Ce n’est un secret pour personne que l’État du Vatican soit contaminé par les divers services secrets de Washington. Il n’est donc pas surprenant que cet État du Vatican, sous les couverts d’un langage religieux et humaniste, serve les intérêts de ce dernier.  Le cas du Venezuela, avec son épiscopat engagé au coté d’une opposition violente, en est une expression parfaite.  Cette complicité se révèle clairement en Amérique latine où existe ce dicton voulant que sans l’Église, aucun coup d’État militaire ne serait possible. Dieu sait qu’il en eut beaucoup. Espérons que cette fois, les initiatives du pape François mettront un terme à cette complicité.

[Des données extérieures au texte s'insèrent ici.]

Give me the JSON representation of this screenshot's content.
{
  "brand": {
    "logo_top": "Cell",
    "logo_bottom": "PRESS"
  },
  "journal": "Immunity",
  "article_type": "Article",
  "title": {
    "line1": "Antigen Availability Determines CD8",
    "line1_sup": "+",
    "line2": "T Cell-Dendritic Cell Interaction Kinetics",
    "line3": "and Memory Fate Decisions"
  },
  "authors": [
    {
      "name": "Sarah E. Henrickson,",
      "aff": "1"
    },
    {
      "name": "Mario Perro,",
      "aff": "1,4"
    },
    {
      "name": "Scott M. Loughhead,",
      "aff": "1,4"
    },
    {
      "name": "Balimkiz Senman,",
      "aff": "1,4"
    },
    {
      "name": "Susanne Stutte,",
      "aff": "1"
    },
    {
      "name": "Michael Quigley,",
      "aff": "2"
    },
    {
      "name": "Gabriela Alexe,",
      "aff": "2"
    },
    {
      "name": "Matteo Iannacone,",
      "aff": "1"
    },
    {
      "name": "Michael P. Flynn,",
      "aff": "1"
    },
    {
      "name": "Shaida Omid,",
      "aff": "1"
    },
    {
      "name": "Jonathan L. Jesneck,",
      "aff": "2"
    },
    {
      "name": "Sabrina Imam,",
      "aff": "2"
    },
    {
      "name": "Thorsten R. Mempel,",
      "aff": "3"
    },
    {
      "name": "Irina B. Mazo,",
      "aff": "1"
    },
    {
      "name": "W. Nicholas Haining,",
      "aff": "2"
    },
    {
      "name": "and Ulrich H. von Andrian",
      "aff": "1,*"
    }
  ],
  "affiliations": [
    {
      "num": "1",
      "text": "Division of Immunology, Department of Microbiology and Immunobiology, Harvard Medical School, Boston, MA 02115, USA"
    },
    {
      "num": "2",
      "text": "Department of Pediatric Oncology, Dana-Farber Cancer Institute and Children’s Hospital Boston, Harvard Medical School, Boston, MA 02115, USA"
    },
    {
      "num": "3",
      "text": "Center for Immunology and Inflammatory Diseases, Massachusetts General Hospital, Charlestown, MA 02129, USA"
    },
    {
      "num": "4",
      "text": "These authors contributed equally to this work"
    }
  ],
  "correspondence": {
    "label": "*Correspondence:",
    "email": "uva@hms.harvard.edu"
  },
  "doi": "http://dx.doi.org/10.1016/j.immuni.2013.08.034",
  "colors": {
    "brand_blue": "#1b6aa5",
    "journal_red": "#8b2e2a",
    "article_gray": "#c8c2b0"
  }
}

Nous connaissons de plus en plus le pape François et nous voyons mal comment il pourrait justifier et appuyer des interventions militaires  de la part de ceux-là mêmes qui sont à la base de ce capitalisme sauvage dont il s’est fait le grand dénonciateur dans son Exhortation apostolique Evangelii gaudium. Tout en étant Pape de l’Église universelle et Chef de l’État du Vatican, il est bien conscient qu’il est entouré de vautours et que son emprise sur les diverses institutions rattachées à l’une et à l’autre demeure limitée.  N’empêche, il n’est pas homme à baisser les bras. Il a, lui aussi, ses stratégies et il est bien possible qu’elles portent ses fruits.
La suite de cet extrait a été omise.